Ce que Cécile Ronc invite à observer attenti­vement dans ses peintures, c’est une surface. Mais cette étendue plane, elle la dote d’une profondeur d’où elle extirpe des formes dont certaines revêtent accidentellement ou intentionnellement les contours de figures reconnaissables (montagne, oiseau) ; d’autres formes ne ressemblent à rien d’identifiable : pures abstractions, pures inventions (If Only). Les unes et les autres concourent à évoquer des moments variés (périodes relati­vement longues, instants furtifs), dont on ignore la nature (tristes, joyeux, graves, ennuyeux), qui ont marqué les sens de l’artiste (vue, ouïe, odorat, toucher, goût). Ces sensations qui sommeillent ou qui s’agitent dans sa mémoire sont communes à tous les humains. À chacun de les retrouver comme elles se présentent dans leur désordre, dans le reflet souvent indistinct des souvenirs, reflet partiel ou éparpillé en fragments.

Cécile Ronc capte donc des brisures d’événements (éclats, lambeaux) qu’elle inscrit sur de vastes toiles avec pour ambition d’en restituer une justesse : non la justesse des lieux et des instants précis où ils sont survenus, mais leur intrinsèque couleur ou tonalité sensorielle. Pari difficile que celui de suggérer un parfum par des lignes de couleurs opalescentes ou l’odeur de l’herbe fraîchement coupée par de menus traits obliques vert et jaune, pari plus facile que de faire entendre le grondement d’un orage à la vue d’une masse grise striée de lignes noires, pari plus risqué de traduire l’amertume ou le sel d’un escarpement rocheux, pari trompeur que de succomber à l’affleurement rouge d’une framboise ou de lèvres entrouvertes.

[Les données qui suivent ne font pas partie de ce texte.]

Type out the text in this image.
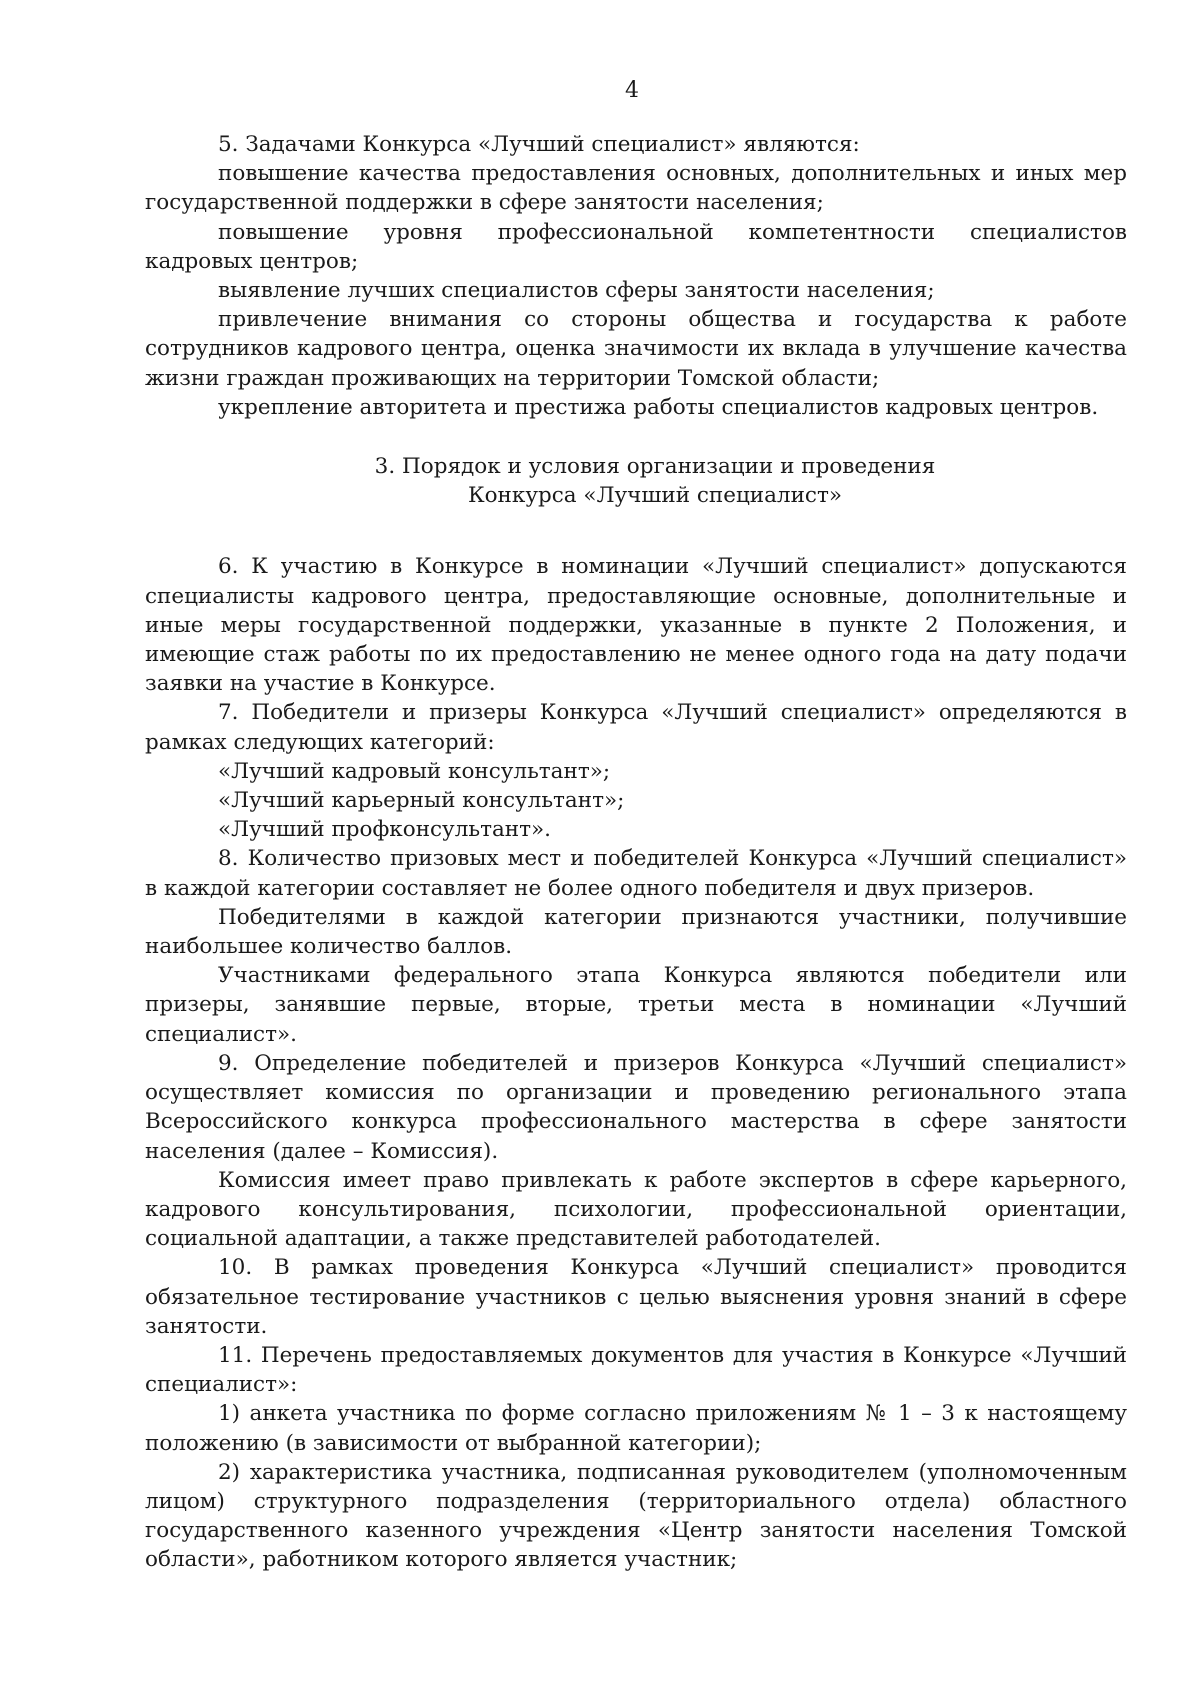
4

5. Задачами Конкурса «Лучший специалист» являются:

повышение качества предоставления основных, дополнительных и иных мер государственной поддержки в сфере занятости населения;

повышение уровня профессиональной компетентности специалистов кадровых центров;

выявление лучших специалистов сферы занятости населения;

привлечение внимания со стороны общества и государства к работе сотрудников кадрового центра, оценка значимости их вклада в улучшение качества жизни граждан проживающих на территории Томской области;

укрепление авторитета и престижа работы специалистов кадровых центров.

3. Порядок и условия организации и проведения
Конкурса «Лучший специалист»

6. К участию в Конкурсе в номинации «Лучший специалист» допускаются специалисты кадрового центра, предоставляющие основные, дополнительные и иные меры государственной поддержки, указанные в пункте 2 Положения, и имеющие стаж работы по их предоставлению не менее одного года на дату подачи заявки на участие в Конкурсе.

7. Победители и призеры Конкурса «Лучший специалист» определяются в рамках следующих категорий:

«Лучший кадровый консультант»;

«Лучший карьерный консультант»;

«Лучший профконсультант».

8. Количество призовых мест и победителей Конкурса «Лучший специалист» в каждой категории составляет не более одного победителя и двух призеров.

Победителями в каждой категории признаются участники, получившие наибольшее количество баллов.

Участниками федерального этапа Конкурса являются победители или призеры, занявшие первые, вторые, третьи места в номинации «Лучший специалист».

9. Определение победителей и призеров Конкурса «Лучший специалист» осуществляет комиссия по организации и проведению регионального этапа Всероссийского конкурса профессионального мастерства в сфере занятости населения (далее – Комиссия).

Комиссия имеет право привлекать к работе экспертов в сфере карьерного, кадрового консультирования, психологии, профессиональной ориентации, социальной адаптации, а также представителей работодателей.

10. В рамках проведения Конкурса «Лучший специалист» проводится обязательное тестирование участников с целью выяснения уровня знаний в сфере занятости.

11. Перечень предоставляемых документов для участия в Конкурсе «Лучший специалист»:

1) анкета участника по форме согласно приложениям № 1 – 3 к настоящему положению (в зависимости от выбранной категории);

2) характеристика участника, подписанная руководителем (уполномоченным лицом) структурного подразделения (территориального отдела) областного государственного казенного учреждения «Центр занятости населения Томской области», работником которого является участник;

À l’origine, l’exposition que présente Cécile Ronc à la Galerie d’art d’Outremont devait s’intituler Le luxuriant désert vert. D’ailleurs, la plupart des toiles répondent à cette appellation. Cependant, l’exposition a pour titre Le luxuriant désert noir. Cette appellation correspond aux tableaux les plus récents de l’artiste. Ils sont de plus petit format : 50 x 61cm. Elle les définit comme « des propositions en faveur du noir et de ses déclinaisons sombres : brun, anthracite, gris… » (Luxuriant désert noir I, II, III). Outre leur tonalité et leur format, ils se distinguent essentiellement par leur caractère quasi monochromatique et le recouvrement parfois complet de la surface picturale saturée par des amoncellements de plans ondulés d’une grande douceur évoquant des toits de chaume, des nuages ou des collines d’où se déversent d’incessantes et violentes pluies noires.

Quelques toiles marient avec bonheur les inspirations du désert vert et du désert noir. Dans ces tableaux-là, l’artiste introduit un jeu entre l’effet de contraste et l’effet de complémentarité des couleurs autant que des formes. Celles-ci se touchent, empiètent les unes sur les autres. Mais du vert ou du noir, du vert et du noir, nul ne peut dire lequel triomphe. Le plaisir vient de cette indécision. Il y a le blanc, bien sûr, le vide : il sert de témoin et dispense l’artiste de devoir choisir. Au piège de la dichotomie simpliste, l’artiste préfère les complexes mouvements de l’ambiguïté.